Spain announced plans Friday to make 27 billion euros worth of cuts in its 2012 budget, including a freeze on public workers' salaries. The austerity measures come a day after a general strike that saw violent clashes between protesters and police.
AFP - Spain will make budget cuts worth more than 27 billion euros ($36 billion) in 2012, including a freeze on public workers' salaries, to rein in its public deficit, the government said Friday.
Government ministries will have an average reduction in their budgets of "around 17 percent" this year, Deputy Prime Minister Soraya Saenz de Santamaria said after a weekly cabinet meeting that approved the 2012 budget.
"We are in an extreme situation. Our top priority is to clean up public accounts," she said.
"This is a moment that demands serious efforts to reduce spending but also structural reforms to cause the economy to grow and create jobs."
Spain is racing to reduce to reduce its public deficit to reassure markets that it will not follow Greece, Ireland and Portugal in requesting an international bailout.
The government unveiled its austerity budget for 2012 a day after a general strike against spending cuts and labour market reforms that make it easier to cut jobs, when violence flared at protests in some cities.
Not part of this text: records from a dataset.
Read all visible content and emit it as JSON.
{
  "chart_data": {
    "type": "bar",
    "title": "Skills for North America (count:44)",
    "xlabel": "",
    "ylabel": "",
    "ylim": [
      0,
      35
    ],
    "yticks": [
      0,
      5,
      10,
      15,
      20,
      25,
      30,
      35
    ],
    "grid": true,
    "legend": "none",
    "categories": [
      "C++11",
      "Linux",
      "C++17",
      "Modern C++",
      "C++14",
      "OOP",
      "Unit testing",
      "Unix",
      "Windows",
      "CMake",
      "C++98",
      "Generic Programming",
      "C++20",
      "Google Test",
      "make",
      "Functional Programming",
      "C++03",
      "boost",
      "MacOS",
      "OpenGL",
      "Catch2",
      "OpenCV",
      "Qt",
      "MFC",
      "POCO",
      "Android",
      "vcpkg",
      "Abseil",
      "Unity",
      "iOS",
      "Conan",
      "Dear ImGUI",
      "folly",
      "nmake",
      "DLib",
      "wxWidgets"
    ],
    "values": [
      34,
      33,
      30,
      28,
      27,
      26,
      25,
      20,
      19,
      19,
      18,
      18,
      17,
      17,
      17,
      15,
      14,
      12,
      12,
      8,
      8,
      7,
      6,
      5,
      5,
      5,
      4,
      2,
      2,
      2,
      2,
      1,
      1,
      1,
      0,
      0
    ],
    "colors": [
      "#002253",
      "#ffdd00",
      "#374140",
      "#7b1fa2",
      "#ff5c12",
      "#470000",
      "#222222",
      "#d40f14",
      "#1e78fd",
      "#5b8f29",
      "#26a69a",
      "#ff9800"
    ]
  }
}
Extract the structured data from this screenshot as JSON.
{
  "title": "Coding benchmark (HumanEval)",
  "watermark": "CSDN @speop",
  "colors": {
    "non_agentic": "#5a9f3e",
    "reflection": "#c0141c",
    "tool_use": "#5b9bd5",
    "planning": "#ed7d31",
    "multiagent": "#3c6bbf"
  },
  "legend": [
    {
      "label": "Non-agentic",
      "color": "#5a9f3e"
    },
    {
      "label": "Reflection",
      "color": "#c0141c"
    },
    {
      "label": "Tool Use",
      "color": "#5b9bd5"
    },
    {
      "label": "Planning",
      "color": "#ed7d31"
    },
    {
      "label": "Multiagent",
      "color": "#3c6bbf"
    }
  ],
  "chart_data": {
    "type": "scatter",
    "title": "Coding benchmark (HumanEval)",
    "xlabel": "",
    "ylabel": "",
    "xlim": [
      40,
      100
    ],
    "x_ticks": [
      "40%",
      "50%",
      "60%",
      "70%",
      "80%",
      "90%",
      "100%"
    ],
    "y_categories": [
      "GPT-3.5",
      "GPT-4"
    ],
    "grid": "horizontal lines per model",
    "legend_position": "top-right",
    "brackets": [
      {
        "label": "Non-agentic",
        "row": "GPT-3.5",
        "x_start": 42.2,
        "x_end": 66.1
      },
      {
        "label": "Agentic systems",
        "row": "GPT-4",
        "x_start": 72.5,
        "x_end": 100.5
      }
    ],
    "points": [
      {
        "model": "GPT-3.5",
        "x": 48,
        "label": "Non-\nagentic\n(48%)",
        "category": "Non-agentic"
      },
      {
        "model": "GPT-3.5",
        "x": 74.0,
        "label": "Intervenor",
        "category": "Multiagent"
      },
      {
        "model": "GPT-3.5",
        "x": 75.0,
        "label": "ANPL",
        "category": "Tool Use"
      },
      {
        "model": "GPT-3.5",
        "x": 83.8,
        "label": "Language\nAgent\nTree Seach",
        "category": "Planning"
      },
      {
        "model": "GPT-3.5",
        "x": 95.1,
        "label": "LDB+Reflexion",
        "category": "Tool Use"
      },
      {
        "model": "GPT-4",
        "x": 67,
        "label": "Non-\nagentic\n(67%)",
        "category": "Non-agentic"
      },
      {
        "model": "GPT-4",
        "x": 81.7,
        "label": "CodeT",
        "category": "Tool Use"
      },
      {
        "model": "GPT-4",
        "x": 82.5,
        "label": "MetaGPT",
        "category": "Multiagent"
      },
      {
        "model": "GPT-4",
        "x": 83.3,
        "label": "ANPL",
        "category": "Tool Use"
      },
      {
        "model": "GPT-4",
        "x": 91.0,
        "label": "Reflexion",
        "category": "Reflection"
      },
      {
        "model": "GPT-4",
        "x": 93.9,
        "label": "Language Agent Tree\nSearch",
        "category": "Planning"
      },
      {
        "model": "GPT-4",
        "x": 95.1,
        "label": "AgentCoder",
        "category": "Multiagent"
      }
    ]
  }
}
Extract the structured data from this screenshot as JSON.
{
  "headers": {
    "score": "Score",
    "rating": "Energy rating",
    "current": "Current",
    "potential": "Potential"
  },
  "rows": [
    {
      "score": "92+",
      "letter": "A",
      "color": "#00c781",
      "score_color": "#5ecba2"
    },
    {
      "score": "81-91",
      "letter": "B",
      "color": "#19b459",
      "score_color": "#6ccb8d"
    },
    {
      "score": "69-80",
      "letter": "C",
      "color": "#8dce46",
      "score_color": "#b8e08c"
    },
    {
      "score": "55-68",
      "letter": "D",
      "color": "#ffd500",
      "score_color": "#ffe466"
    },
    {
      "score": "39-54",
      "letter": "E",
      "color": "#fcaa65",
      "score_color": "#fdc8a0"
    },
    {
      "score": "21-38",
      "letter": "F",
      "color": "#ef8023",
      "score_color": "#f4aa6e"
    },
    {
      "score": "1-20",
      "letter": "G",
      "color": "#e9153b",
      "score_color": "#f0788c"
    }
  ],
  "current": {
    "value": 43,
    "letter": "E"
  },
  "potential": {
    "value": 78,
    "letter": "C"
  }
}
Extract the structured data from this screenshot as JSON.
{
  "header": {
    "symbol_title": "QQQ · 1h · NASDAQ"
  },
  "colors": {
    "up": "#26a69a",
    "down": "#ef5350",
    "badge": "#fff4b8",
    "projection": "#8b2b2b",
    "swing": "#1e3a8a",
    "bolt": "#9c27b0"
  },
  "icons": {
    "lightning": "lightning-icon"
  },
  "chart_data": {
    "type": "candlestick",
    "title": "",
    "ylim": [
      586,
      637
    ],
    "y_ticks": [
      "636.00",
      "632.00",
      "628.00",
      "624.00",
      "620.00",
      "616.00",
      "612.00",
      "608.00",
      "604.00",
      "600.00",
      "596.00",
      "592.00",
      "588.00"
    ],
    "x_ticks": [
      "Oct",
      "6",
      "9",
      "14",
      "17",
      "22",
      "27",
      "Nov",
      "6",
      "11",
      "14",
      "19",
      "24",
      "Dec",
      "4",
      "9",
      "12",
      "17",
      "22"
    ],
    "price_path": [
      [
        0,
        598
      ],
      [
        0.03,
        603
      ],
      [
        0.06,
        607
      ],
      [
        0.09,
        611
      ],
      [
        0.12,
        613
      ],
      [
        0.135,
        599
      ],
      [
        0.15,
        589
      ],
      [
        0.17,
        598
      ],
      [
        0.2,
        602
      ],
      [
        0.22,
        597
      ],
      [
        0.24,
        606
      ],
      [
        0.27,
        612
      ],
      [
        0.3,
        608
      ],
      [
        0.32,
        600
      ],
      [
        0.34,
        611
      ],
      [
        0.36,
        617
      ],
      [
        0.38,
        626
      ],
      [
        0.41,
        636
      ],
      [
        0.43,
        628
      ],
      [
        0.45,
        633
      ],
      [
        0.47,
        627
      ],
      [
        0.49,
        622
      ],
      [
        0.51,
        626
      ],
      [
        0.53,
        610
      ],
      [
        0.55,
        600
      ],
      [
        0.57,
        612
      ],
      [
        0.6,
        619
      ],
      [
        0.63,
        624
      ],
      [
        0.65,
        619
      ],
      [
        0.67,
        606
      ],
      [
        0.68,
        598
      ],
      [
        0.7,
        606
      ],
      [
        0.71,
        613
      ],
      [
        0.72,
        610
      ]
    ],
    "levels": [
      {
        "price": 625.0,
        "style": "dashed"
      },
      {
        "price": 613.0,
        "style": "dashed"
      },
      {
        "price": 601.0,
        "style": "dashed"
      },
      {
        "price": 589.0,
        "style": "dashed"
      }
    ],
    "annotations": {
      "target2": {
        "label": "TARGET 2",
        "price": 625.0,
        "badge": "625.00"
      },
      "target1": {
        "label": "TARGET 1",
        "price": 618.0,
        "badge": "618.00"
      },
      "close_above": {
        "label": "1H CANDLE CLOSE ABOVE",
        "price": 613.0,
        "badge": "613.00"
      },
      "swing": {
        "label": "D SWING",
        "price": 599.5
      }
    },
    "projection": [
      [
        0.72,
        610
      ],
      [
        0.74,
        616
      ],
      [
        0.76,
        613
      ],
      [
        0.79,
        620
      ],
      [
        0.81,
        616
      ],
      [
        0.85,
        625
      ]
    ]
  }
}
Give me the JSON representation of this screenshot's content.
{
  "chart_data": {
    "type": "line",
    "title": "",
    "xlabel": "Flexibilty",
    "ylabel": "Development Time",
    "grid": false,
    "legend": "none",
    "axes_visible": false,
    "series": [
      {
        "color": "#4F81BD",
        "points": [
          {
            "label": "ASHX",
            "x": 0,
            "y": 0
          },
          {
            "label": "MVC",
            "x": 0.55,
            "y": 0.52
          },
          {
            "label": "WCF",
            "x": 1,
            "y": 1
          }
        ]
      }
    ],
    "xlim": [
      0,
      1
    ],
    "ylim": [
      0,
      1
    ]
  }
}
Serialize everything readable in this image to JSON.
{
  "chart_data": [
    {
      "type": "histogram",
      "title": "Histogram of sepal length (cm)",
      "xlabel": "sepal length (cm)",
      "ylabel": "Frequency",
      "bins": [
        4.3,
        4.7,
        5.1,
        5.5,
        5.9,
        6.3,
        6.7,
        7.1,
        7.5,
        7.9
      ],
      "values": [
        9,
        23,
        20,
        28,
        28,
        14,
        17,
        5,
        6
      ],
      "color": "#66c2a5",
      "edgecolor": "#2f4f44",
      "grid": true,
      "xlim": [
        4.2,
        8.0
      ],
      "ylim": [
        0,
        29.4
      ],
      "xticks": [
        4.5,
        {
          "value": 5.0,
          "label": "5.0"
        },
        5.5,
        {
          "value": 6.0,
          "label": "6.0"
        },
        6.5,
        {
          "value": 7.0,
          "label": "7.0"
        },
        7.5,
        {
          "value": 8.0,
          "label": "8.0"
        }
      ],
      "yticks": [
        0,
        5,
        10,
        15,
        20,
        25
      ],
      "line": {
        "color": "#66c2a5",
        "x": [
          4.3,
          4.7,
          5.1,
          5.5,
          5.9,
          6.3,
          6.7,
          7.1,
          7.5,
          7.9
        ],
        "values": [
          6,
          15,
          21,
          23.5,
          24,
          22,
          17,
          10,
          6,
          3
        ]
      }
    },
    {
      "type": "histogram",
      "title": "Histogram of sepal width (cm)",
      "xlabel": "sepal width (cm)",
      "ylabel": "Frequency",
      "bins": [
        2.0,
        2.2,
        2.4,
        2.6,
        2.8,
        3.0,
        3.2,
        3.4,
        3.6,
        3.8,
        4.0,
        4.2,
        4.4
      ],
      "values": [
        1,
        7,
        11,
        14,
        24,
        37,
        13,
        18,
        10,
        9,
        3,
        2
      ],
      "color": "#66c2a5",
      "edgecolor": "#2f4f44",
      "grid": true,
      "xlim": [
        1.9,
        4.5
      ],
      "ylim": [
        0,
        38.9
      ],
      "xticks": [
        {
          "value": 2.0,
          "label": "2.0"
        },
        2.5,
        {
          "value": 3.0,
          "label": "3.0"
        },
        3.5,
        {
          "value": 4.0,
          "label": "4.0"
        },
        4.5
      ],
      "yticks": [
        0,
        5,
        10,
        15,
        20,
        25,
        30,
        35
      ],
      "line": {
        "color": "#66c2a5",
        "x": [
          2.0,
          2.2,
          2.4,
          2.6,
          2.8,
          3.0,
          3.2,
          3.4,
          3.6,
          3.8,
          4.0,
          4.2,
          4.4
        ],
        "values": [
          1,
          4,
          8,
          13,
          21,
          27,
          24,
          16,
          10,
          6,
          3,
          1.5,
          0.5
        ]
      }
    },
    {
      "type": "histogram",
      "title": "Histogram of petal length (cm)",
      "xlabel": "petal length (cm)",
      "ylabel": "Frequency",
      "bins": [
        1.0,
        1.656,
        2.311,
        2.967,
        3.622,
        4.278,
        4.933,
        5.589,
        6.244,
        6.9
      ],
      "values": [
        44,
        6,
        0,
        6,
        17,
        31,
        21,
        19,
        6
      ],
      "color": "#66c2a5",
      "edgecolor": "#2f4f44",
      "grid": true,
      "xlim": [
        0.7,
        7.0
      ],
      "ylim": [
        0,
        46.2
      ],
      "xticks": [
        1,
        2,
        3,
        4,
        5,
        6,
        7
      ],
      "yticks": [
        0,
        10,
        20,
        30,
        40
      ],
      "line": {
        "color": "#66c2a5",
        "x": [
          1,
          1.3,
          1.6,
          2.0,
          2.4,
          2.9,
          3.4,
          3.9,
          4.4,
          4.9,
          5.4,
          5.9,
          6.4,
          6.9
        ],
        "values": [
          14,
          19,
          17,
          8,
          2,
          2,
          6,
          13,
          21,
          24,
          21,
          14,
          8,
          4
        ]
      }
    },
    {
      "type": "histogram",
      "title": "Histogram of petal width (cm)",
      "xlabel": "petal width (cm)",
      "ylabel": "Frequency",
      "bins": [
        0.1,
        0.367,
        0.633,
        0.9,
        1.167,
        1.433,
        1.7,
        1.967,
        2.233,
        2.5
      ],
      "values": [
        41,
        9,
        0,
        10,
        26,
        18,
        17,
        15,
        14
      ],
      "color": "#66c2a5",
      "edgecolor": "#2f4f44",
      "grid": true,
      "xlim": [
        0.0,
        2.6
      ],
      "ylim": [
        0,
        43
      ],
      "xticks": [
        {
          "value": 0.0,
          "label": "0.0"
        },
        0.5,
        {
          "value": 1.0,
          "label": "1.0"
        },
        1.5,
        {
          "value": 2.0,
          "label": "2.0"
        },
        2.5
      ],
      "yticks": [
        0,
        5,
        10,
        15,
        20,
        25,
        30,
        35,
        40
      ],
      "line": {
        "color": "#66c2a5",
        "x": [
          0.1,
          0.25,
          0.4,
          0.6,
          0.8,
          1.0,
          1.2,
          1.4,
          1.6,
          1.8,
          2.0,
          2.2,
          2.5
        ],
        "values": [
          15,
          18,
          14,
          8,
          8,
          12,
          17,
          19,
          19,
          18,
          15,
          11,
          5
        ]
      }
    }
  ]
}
Hundreds of thousands of protesters swamped Spain's streets on Thursday to back the strike, marred by clashes in Barcelona where youths set fire to bins and a Starbucks coffee shop.
Unions said nearly a million people took part in Madrid alone to denounce labour reforms, spending cuts and soaring unemployment in a country mired in recession. The interior ministry put turnout in Madrid at just 85,000.
As the government unveiled its budget, finance ministers from the eurozone were meeting in Copenhagen to decide on the size of a financial firewall for the eurozone.
This firewall is intended to ensure adequate funds would be available to support weak eurozone countries suffering new debt strains, and thereby calm tension on financial markets.
Spain, having overshot its public deficit target last year, is once again a focus of concern among economists and investors.
Prime Minister Mariano Rajoy has said he is determined to keep his promises to eurozone partners to slash the deficit, even at a time of soaring unemployment and recession.
The Popular Party government must bring down the public deficit to the equivalent of 5.3 percent of economic output this year from 8.51 percent last year.
That would mean at least 20-30 billion of euros ($26-40 billion) in austerity measures, on top of 8.9 billion euros in spending cuts and 6.3 billion euros in tax increases already announced this year.
The task is complicated by the recession, with the government predicting a 1.7-percent slump in economic output this year.
Jose Carlos Diez, analyst at Intermoney brokerage, said other countries had shown that reducing the deficit in a recession is difficult because it cuts government receipts and raises expenses for unemployment benefits.
"Suddenly you are rowing against the current, with a capacity to row but in the end you tire out," he warned. "Spain needs more time but Brussels does not seem disposed to give it."
While the Spanish government plans to freeze public sector workers' salaries -- which were cut by the previous Socialist government -- it ruled out raising sales tax and said pensions would still be raised.
"We have decided to continue to raise pensions, freeze the salaries of civil servants but not cut them and maintain unemployment benefits and spending on internships," said Saenz de Santamaria.
Financial group Citi's chief economist Willem Buiter said Spain would likely need emergency help from international lenders this year to shore up its banks and public finances.
"Spain looks likely to enter some form of a troika programme this year" to ensure access to favourable credit, he wrote in a report, referring to the European Union, European Central Bank and International Monetary Fund.
He forecast a 2.7-percent contraction this year in the Spanish economy and warned that debt may be higher than previously thought.